The reconstruction chain in jet tagging; the task is to identify the particles coming in a jet like (i.e. b-quarks as in the image above). Image credit: M. Stoye. 

Markus Stoye, is leading this effort within the CMS collaboration. Already during his PhD in the University of Hamburg, he familiarized with the application of statistical and numerical techniques in high-energy physics and specifically in the alignment of the CMS tracker during which they had to ensure that 16.000 silicon sensors would be aligned with the detector. In the last 18 months he decided to apply deep learning techniques to tackle the challenges of studying the jets of particles produced at the LHC. The new generation of b tagging algorithms have shown incredible performance compared to previous b-taggers. Stoye explains: “A variety of b tagging algorithms has been developed at CMS to select b-quark jets based on variables such as the impact parameters of the charged-particle tracks, the properties of reconstructed decay vertices, and the presence or absence of a lepton.”

After an initial training period during which he familiarized himself with the concepts and available tools he decided to start building a group within the CMS collaboration and together with a small team they worked to implement the neural network techniques for b-tagging. Following the first successful results of the CMS tagger, that demonstrated significant improvement compared to previous taggers, the team grew and today there are about ten people working to push further deep learning techniques in the analysis of CMS data.

The right plot shows a comparison between the scale factors measured by different methods in ttbar events (Kin, TagCount, TnP, IterativeFit), the combined scale factors obtained from the muon enriched sample (mu+jets), and the combined scale factors obtained from ttbar and muon enriched samples (comb). Further information: here

They currently design a neural network architecture that can do simultaneously the formerly independent steps that are followed in the analysis of jets, e.g. variable design per particle and track selection. Stoye explains: "The input to the deep learning algorithm are the constituents of the jet, all its particles and secondary vertices. These adds up to about 1000 features and if you use a general dense deep neural network you might have 10.000.000 to minimize in your optimization and in the  customized structure is only 250.000 as based on some assumptions - correct in the physics sense - you can reduce the complexity". In contrast to other algorithms, the new approach uses properties of all charged and neutral particle-flow candidates, as well as of secondary vertices within the jet, without a b-tagging specific preselection. "The neural network consists of multiple 1x1 convolutional layers for each input collection, their output is given to recurrent layers, followed by several densely connected layers. So far, in our simulations, this algorithm outperforms the other taggers significantly, in particular for high-pt jets, which could lead to improved sensitivity in searches for new physics with high energetic b jets in the final state."

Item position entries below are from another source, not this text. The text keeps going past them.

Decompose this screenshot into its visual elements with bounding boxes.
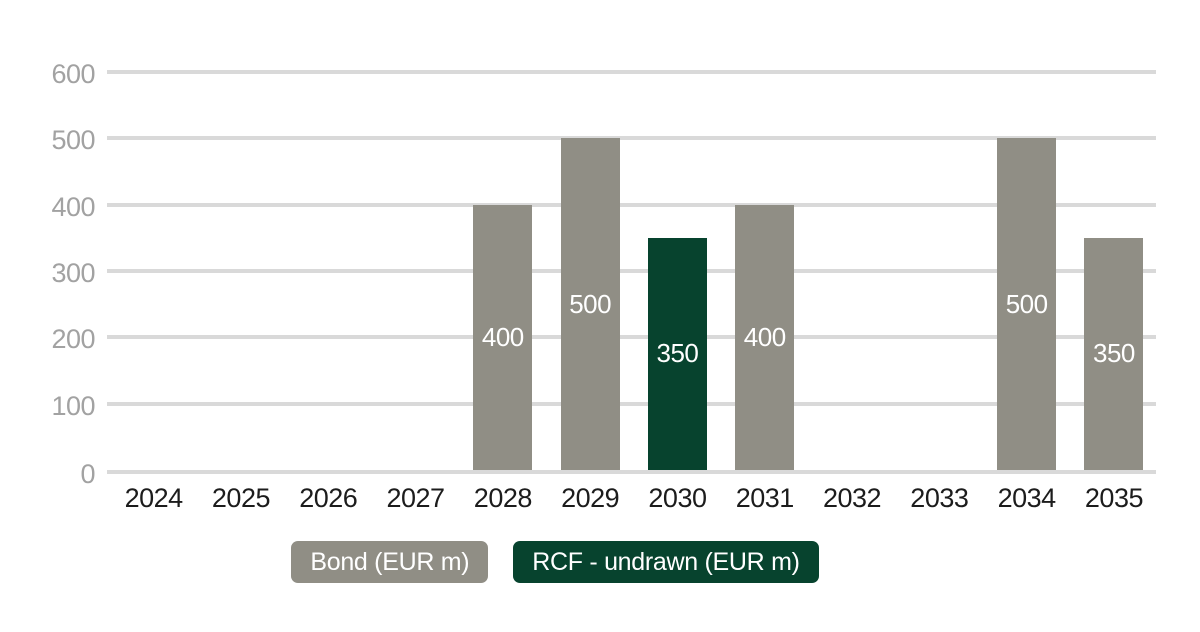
x-tick-label-2026: 2026 — [299, 483, 358, 513]
y-tick-label-300: 300 — [51, 258, 95, 288]
x-tick-label-2033: 2033 — [910, 483, 969, 513]
bar-2035-bond: 350 — [1084, 237, 1144, 470]
bar-value-label: 500 — [1005, 288, 1048, 319]
gridline-y-200 — [107, 335, 1156, 340]
x-tick-label-2029: 2029 — [561, 483, 620, 513]
gridline-y-0 — [107, 470, 1156, 474]
x-tick-label-2030: 2030 — [648, 483, 707, 513]
y-tick-label-0: 0 — [80, 459, 95, 489]
bar-2031-bond: 400 — [735, 204, 795, 470]
y-tick-label-500: 500 — [51, 125, 95, 156]
y-tick-label-200: 200 — [51, 324, 95, 355]
x-tick-label-2025: 2025 — [211, 483, 271, 513]
x-tick-label-2028: 2028 — [473, 483, 533, 513]
bar-value-label: 350 — [1092, 338, 1135, 369]
bar-value-label: 350 — [656, 338, 699, 369]
x-tick-label-2034: 2034 — [997, 483, 1057, 513]
gridline-y-600 — [107, 70, 1156, 74]
bar-2029-bond: 500 — [560, 138, 620, 470]
y-tick-label-600: 600 — [51, 59, 95, 89]
bar-2034-bond: 500 — [997, 138, 1057, 470]
gridline-y-500 — [107, 136, 1156, 141]
bar-value-label: 400 — [743, 321, 786, 352]
legend-item-1: RCF - undrawn (EUR m) — [513, 541, 819, 583]
legend-item-0: Bond (EUR m) — [291, 541, 489, 583]
x-tick-label-2032: 2032 — [823, 483, 882, 513]
x-tick-label-2035: 2035 — [1084, 483, 1144, 513]
x-tick-label-2031: 2031 — [735, 483, 795, 513]
bar-value-label: 400 — [481, 321, 524, 352]
gridline-y-100 — [107, 401, 1156, 406]
bar-value-label: 500 — [569, 288, 612, 319]
bar-2028-bond: 400 — [473, 204, 533, 470]
x-tick-label-2024: 2024 — [124, 483, 184, 513]
x-tick-label-2027: 2027 — [386, 483, 446, 513]
y-tick-label-100: 100 — [51, 390, 95, 421]
legend: Bond (EUR m) RCF - undrawn (EUR m) — [0, 541, 1110, 583]
bar-2030-rcf: 350 — [647, 237, 707, 470]
gridline-y-400 — [107, 202, 1156, 207]
y-tick-label-400: 400 — [51, 191, 95, 222]
gridline-y-300 — [107, 269, 1156, 273]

“In this process one has to understand both the available architectures as well as the physics problems. We input pretty complete information about the particles to the algorithm and gradually the neural network starts becomes able to figure out itself what is most important for the analysis. ” and continues: “We know that we have better tagging following the copious efforts of the past nine months. Thanks to the neural network technique there is an acceleration in the way we improve on these fields compared to the past though this is not to undermine all past efforts and the way in which they pushed our understanding.“

As a next step, the team plans to develop ways to reduce  systematic uncertainties. Stoye explains: “Presently there are different approaches on that within data science and this is an aspect that I am presently focusing. This is a major branch of research in data science in general and is called domain adaptation while it will be a major step in developing new techniques”.